ANTICHI MAESTRI, di Thomas Bernhard (Adelphi)
Stomachevole. Disgustoso. Abietto. Ripugnante (soprattutto ripugnante). Spudorato. Disdicevole. Insensato. Vacuo. Aberrante.
..questi sono solo alcuni degli aggettivi che nella prosa di Bernhard si ripetono ossessivamente di libro in libro, e anche in Antichi Maestri non c’è eccezione.
Centonovanta pagine di intransigente concione su qualsiasi argomento: dallo stato delle toilette austriache, alla austriaca politica, passando per le arti, la moda, le abitudini culinarie e quant’altro.

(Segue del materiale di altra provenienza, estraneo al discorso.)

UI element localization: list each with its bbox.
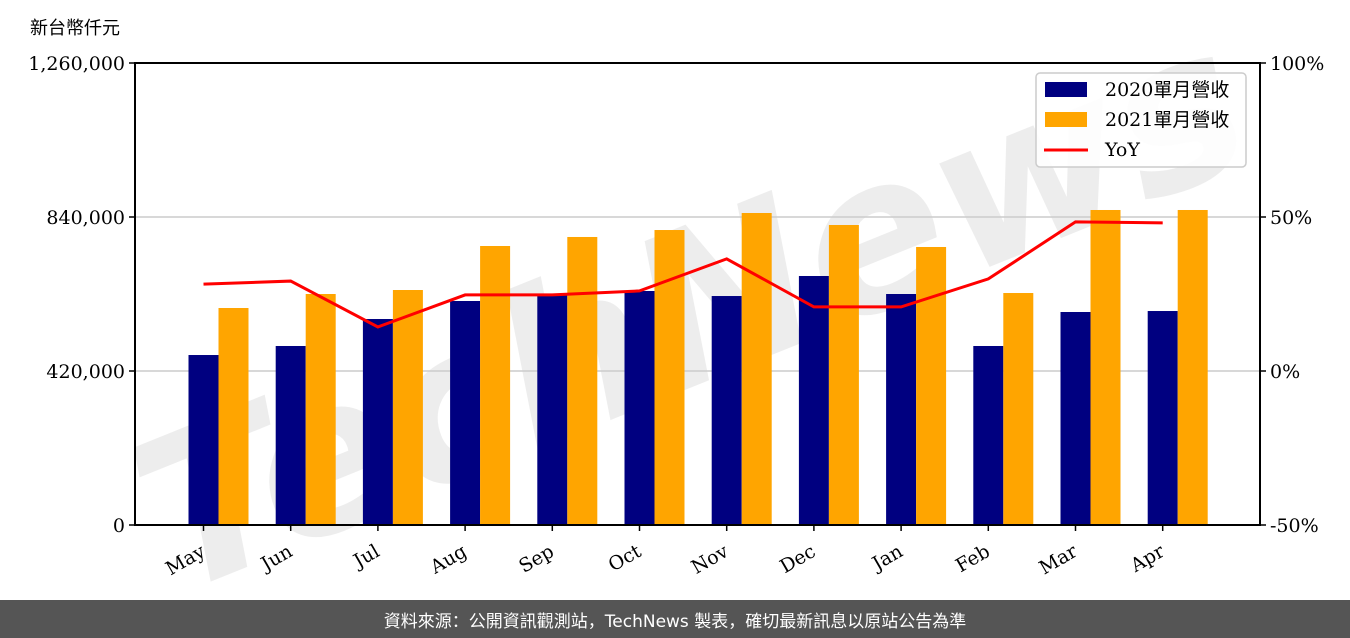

Centonovanta pagine scritte fitte come il discorso di un pazzo. O lo sfogo di un disilluso. Di un uomo che ha un tempo amato la società e i suoi prodotti culturali presumibilmente più alti, ed ora rifugge quella stessa società (sapendo di non poterne fare a meno) e rigetta tutto del suo mondo. Inutilmente.

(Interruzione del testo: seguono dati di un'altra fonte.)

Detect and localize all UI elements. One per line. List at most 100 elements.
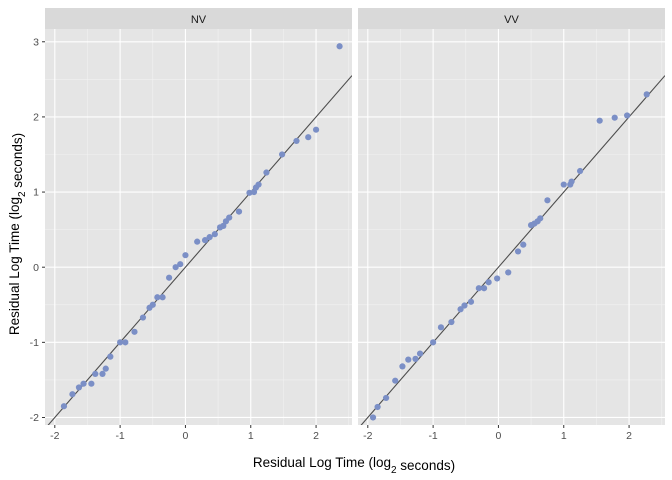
data-point (263, 169, 270, 176)
data-point (182, 252, 189, 259)
data-point (437, 324, 445, 331)
data-point (416, 350, 424, 357)
y-tick-label: 1 (33, 187, 39, 199)
reference-line (47, 75, 352, 425)
data-point (374, 403, 381, 411)
data-point (514, 248, 522, 255)
x-tick-label: 1 (248, 430, 254, 442)
x-tick-label: 0 (496, 430, 502, 442)
data-point (206, 234, 213, 241)
facet-strip (358, 8, 665, 29)
x-tick-label: 2 (313, 430, 319, 442)
data-point (537, 215, 544, 222)
facet-strip (45, 8, 352, 29)
data-point (75, 384, 83, 391)
data-point (201, 237, 209, 244)
y-tick-label: 2 (33, 112, 39, 124)
data-point (172, 264, 179, 271)
x-tick-label: 2 (626, 430, 632, 442)
data-point (467, 298, 475, 305)
y-axis-ticks: -2 -1 0 1 2 3 (30, 36, 45, 424)
data-point (80, 380, 87, 387)
data-point (485, 279, 492, 286)
data-point (624, 112, 631, 119)
data-point (544, 197, 551, 204)
x-tick-label: 0 (183, 430, 189, 442)
data-point (461, 302, 468, 309)
facet-panel-vv: VV (358, 8, 665, 425)
data-point (494, 275, 501, 282)
data-point (154, 294, 161, 301)
facet-strip-label: VV (504, 14, 519, 26)
facet-strip-label: NV (191, 14, 207, 26)
y-axis-title-prefix: Residual Log Time (log (7, 197, 22, 335)
data-point (159, 294, 166, 301)
x-axis-title-prefix: Residual Log Time (log (253, 455, 391, 470)
x-axis-ticks: -2 -1 0 1 2 -2 -1 0 1 2 (50, 425, 632, 442)
data-point (293, 137, 300, 145)
data-point (102, 365, 109, 372)
gridlines (358, 29, 665, 425)
data-point (235, 208, 243, 215)
data-point (568, 178, 575, 185)
data-point (246, 189, 253, 196)
x-axis-title: Residual Log Time (log2 seconds) (253, 455, 455, 476)
data-point (560, 181, 567, 188)
data-point (131, 328, 138, 335)
x-axis-title-subscript: 2 (391, 465, 397, 476)
data-point (117, 339, 124, 346)
data-point (382, 394, 390, 402)
data-point (122, 339, 129, 346)
x-axis-title-suffix: seconds) (397, 458, 456, 473)
data-point (611, 114, 618, 121)
x-tick-label: -1 (115, 430, 124, 442)
data-point (643, 91, 650, 98)
data-point (279, 151, 286, 158)
data-point (220, 222, 227, 229)
data-point (149, 301, 156, 308)
data-points (369, 91, 650, 421)
data-point (99, 370, 106, 378)
data-points (60, 43, 343, 410)
y-axis-title-suffix: seconds) (10, 133, 25, 192)
data-point (392, 377, 399, 384)
data-point (69, 391, 76, 398)
data-point (480, 285, 488, 292)
y-axis-title-subscript: 2 (17, 191, 28, 197)
data-point (226, 214, 233, 221)
y-tick-label: 3 (33, 36, 39, 48)
data-point (405, 356, 412, 363)
data-point (448, 318, 455, 326)
data-point (475, 285, 482, 292)
x-tick-label: -1 (428, 430, 437, 442)
data-point (88, 380, 95, 387)
data-point (107, 353, 114, 360)
data-point (596, 117, 603, 124)
data-point (139, 314, 147, 321)
data-point (211, 231, 218, 238)
reference-line (360, 75, 665, 425)
data-point (312, 126, 320, 133)
data-point (520, 241, 527, 248)
data-point (457, 306, 464, 313)
gridlines (45, 29, 352, 425)
data-point (166, 274, 173, 281)
x-tick-label: -2 (363, 430, 372, 442)
panel-background (45, 29, 352, 425)
data-point (576, 167, 584, 175)
data-point (412, 355, 419, 362)
data-point (60, 403, 68, 410)
data-point (336, 43, 343, 50)
y-axis-title: Residual Log Time (log2 seconds) (7, 133, 28, 335)
data-point (255, 181, 262, 188)
facet-panels: NV VV (45, 8, 665, 425)
data-point (430, 339, 437, 346)
data-point (369, 414, 377, 421)
x-tick-label: -2 (50, 430, 59, 442)
x-tick-label: 1 (561, 430, 567, 442)
data-point (305, 134, 312, 141)
data-point (194, 238, 201, 245)
data-point (399, 363, 406, 370)
data-point (92, 370, 99, 378)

Pateticamente. Nel senso di qualcosa intriso di pathos, ossia di dolore.
Un grande rigurgito di humanitas bernhardiana. Cinica, sfrontata e comica. Ironica ed autoironica. Insopportabilmente pedante. Irrimediabilmente buffa.
In mezzo alle macerie di questo mondo crivellato dal buio della ragione, però, una luce si fa strada per dare senso alla presunta fine di ogni volontà di agire ed essere.
È la forza imperitura (ed imperfetta) dell’amore.
Se sia amore romantico, fraterno o filiale lascio al lettore il piacere di scoprirlo.